REPLACE NEGATIVE WITH POSITIVE
In addition to clearing blind spots, releasing yourself from negative thinking or negative environments helps build performance. Exposure to negative stimuli sucks your brain into a negative emotional state and destroys the plasticity of your brain’s ability to change and communicate between the emotional and rational portions.
There’s something profoundly positive about viewing an instance in which you got something wrong as “this time” versus “I never get it right.” Replacing judgmental statements like “I’m such an idiot” with factual statements like “I made a mistake” is also key to turning positive thoughts into habits. Factual statements allow you to focus on what you can change objectively and situationally, versus blanket, permanent labels about yourself that are much more difficult to change or move away from.
SOLUTIONS RATHER THAN PROBLEMS
Always fixating on the problems you face creates and prolongs negative emotions and stress, which inhibit development of emotional intelligence and negatively affects your mindset. Focusing your attention on actions for how to improve yourself or how to improve your situation creates personal efficacy and serves to improve your self-awareness and self-management.
LIMIT COMPLAINERS
Complaining, for the aforementioned reasons, is bad news. It festers blind spots and keeps you in a negative emotional state, wallowing in your problems. There is a difference between lending a sympathetic ear versus getting sucked into a negative emotional state.

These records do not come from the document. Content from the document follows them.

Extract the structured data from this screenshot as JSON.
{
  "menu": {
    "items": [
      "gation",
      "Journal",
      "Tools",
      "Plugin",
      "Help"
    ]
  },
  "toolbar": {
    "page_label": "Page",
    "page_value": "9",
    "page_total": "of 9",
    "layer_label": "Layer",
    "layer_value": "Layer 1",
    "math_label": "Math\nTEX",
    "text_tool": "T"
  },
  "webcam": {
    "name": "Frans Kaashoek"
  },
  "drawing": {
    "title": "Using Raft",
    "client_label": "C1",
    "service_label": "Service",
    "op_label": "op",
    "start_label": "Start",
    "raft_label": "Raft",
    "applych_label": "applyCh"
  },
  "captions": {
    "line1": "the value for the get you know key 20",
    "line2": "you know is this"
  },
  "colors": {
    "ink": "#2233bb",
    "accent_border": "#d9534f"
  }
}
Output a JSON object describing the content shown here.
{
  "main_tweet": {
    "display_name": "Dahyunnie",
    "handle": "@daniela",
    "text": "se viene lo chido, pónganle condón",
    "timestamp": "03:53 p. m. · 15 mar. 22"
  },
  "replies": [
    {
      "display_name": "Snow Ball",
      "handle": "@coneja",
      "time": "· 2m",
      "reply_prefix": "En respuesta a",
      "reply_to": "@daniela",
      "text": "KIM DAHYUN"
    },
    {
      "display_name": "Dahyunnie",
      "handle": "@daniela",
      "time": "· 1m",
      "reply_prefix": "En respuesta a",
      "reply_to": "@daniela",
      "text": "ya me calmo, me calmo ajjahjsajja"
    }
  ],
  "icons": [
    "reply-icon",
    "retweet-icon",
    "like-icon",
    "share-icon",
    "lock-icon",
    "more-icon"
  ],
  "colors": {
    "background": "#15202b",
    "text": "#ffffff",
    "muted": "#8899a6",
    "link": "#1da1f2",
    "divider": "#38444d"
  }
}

Setting limits, even to yourself if you find yourself complaining about things, allows you to distance yourself as needed. As with teammates who complain or when you find yourself mentally self-complaining, the most effective method to set your limit is to redirect and ask them/yourself how they/you intend to solve or fix the problem. This is a positive way to redirect the complainant in a productive direction, or it will at least cause them to quiet down or change the subject.
In last year’s article for The Director (July 2021, page 35), I wrote about recruiting and retaining strategies for building a winning team, and it occurred to me that I had overlooked starting that article with what I have written about this year – that all winning teams need a winning leader.
And as such social sciences as psychology, sociology, human behavior, etc., become more supported with empirical and scientific data from MRIs, brain scans and chemical studies, it is being proved that winning leaders have or have developed greater emotional intelligence.
The data also show that a leadership mindset matters when building a winning team so that positive thoughts can be turned into positive beliefs, these beliefs can be turned into actions, and these positive actions can grow to become winning habits.
So, while there might not be an “I” in “TEAM,” you must first commit to “I” before you can commit to your team.